Tanımı : Ergin; 4-6 mm. boyunda, parlak kahve ve bal renklidir. Baş ve antenler sarı göğüs üzerinde 3 adet açık kahve renginde bantlar vardır. Dişilerde karın daha geniş yapılı olup sonunda yumurta koyma iğnesi bulunur. Yumurta 0.7-0.9 mm. boyunda, mat beyaz renkli ve mekik şeklindedir. Larva; ayaksız ve şeffaf beyaz renklidir. Baş ince, vücudu geriye doğru kalınlaşır, konik silindirik görünüştedir. Olgun halde 6-8,5 mm boyunda, 1.3-1.9 mm enindedir. Pupa; boyu 3.8-5 mm. eni .7-2 mm. kahve renkli ve fıçı şeklindedir.
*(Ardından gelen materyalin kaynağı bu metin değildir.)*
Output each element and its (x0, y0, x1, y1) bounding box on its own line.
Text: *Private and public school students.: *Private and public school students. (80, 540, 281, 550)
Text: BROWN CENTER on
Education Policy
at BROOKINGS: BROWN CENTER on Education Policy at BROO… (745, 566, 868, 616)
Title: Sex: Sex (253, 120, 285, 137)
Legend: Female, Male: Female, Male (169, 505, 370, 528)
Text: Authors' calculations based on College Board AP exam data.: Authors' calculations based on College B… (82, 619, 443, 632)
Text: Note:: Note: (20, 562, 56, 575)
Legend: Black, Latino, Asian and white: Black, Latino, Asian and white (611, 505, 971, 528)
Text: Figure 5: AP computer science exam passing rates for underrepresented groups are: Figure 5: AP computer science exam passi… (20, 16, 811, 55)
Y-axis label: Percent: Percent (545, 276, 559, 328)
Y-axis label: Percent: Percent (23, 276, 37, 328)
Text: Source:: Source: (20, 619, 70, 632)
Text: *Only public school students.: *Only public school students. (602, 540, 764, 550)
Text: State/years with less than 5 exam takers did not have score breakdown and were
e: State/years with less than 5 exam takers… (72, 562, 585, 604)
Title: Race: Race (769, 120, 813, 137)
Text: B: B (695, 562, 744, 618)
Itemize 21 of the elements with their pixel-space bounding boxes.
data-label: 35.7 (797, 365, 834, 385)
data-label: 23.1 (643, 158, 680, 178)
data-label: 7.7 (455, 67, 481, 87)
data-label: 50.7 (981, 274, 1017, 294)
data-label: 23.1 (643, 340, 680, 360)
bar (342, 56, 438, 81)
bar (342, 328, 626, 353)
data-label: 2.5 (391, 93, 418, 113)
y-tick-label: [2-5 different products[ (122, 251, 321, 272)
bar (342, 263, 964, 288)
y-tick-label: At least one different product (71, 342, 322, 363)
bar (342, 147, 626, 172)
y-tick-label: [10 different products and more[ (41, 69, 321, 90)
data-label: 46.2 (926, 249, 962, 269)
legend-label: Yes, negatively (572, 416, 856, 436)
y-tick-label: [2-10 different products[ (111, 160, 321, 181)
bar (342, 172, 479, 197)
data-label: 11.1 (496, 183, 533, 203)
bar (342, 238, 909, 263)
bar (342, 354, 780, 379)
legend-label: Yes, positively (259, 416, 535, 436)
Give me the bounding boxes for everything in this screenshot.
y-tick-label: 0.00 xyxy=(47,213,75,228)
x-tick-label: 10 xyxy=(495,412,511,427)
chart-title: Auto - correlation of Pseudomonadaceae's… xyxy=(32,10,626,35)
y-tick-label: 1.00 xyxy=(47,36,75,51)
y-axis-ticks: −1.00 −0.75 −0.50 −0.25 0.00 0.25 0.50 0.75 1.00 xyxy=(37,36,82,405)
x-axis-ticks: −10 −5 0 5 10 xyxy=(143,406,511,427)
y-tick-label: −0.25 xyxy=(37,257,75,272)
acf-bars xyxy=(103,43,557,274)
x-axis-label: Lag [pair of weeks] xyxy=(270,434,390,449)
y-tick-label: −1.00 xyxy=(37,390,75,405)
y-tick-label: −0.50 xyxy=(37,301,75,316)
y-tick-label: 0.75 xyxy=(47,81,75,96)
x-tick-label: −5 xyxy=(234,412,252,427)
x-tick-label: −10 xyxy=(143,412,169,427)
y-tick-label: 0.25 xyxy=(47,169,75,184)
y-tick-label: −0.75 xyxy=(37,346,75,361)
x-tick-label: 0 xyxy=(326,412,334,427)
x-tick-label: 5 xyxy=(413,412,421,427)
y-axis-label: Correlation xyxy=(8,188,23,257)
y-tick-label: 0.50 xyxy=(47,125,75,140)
Biyolojisi: Zeytin sineği çoğunlukla kışı toprağın 2-5 cm derinliğinde pupa halinde geçirilir. Erginler hazirandan itibaren topraktan çıkmağa başlar ve yumurta koyma olgunluğa gelmek için bir süre civardaki tatlı maddelerle beslenirler. Meyvelerin yumurta konulmaya elverişli hale gelmeye başladığı 20 hazirandan sonra meyvelerde ilk yumurtalar görülür. Yumurta meyvenin 0.5-1 mm derinliğine bırakılır. Bir dişi 200-250 yumurta koyabilir. Yazın kuluçka süresi 18 °C’ de 2 gündür. Bu süre sonbaharda 6-.10 güne kadar uzar. Yumurtadan çıkan larva meyve etinde galeriler açarak beslenir. 1,2,3, larva dönemlerini tamamlayarak olgun larva haline gelir. Larva gelişme süresi 15-16 gündür. Olgun larva meyvenin yüzeyine gelir, meyve zarını kemirerek inceltir ve 2-3 mm geri çekilerek pupa olur. Pupa mevsim başında meyve içinde, zarar periyodu sonunda toprakta veya ağaç üzerinde oluşur. Pupa süresi iklimle ilgili olarak 4-12 günden bir kaç aya kadar devam edebilir. Eğede 4-5; Marmara’da 3-4, Güney Anadolu’da 2-5, Karadeniz Bölgesinde 3-4 nesil vermektedir. Bir neslin gelişme süresi 30-40 gün kadardır.
Zararı: Zeytin sineği larva döneminde ve meyve etinde zararlı olarak bulunur. Larva gelişme süresinde çekirdek etrafında galeriler açarak beslenir. Böylece meyvelerin çürüyerek dökülmesine, zeytin yağı miktarının azalmasına kısmen de yağda asit çoğalmasına neden olur. Bilhassa sofralık zeytinlerde zararı daha önem taşımaktadırZarar oranı normal yıllarda% 15-30, salgın yıllarda % 60’a kadar ulaşmaktadır Yılda % 30 kadar ürün kaybına sebep olduğu tahmin edilmektedir.Akdeniz ülkelerinden Arjantin’e kadar yayılmış durumdadır. Ülkemizde Ege Marmara, Güney Anadolu ve Doğu Karadeniz Bölgesi zeytinliklerinde de yaygındır.
Not: İlaçlama yapıldıysa 10 dekara 1 tuzak, ilaçlama yapılmadıysa 1 dekara 1 tuzak uygundur.